In Canadian law, NSMA's members' Métis rights are based on the distinctive, integral practices of the Métis people of the Great Slave Lake region prior to the establishment of effective Crown control of that region.” Evidence of practices occurring pre-1920, and particularly evidence from before 1890, is valuable for helping to establish existence of a right.

 

Which Aboriginal rights does NSMA claim?

NSMA members are Métis people of the Great Slave Lake area of the Northwest Territories with asserted Aboriginal harvesting rights recognized and affirmed under section 35 (1) of the Constitution Act, 1982. The Métis of the Great Slave Lake region trace their origin to the early 18th-century unions of French fur-traders and Indigenous women.

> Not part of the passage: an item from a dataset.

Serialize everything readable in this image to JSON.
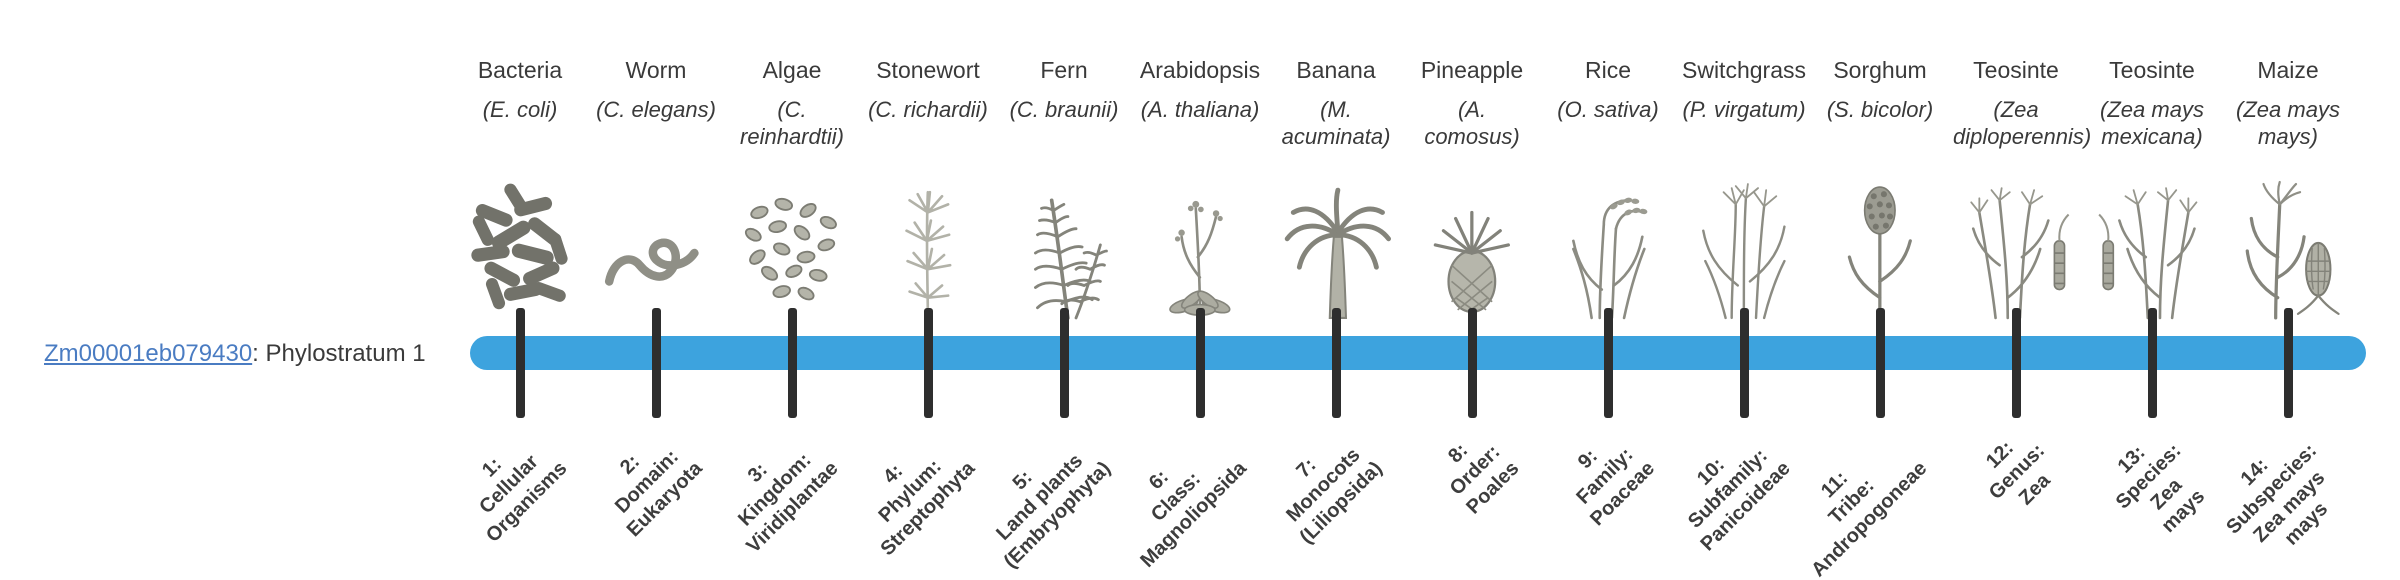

Since the 18th-century, the Métis of the Great Slave Lake area have existed as a unique community, distinct from both other Indigenous communities and the settler population. The Métis of the Great Slave Lake area have and continue to exercise Aboriginal harvesting rights across a vast area including all the mainland Northwest Territories as well as parts of Yukon, Nunavut, British Columbia, Alberta, and Saskatchewan. The North Slave Métis are a unique constituency of the larger Great Slave Lake community who primarily exercise their rights to the north, east, and west of Great Slave Lake.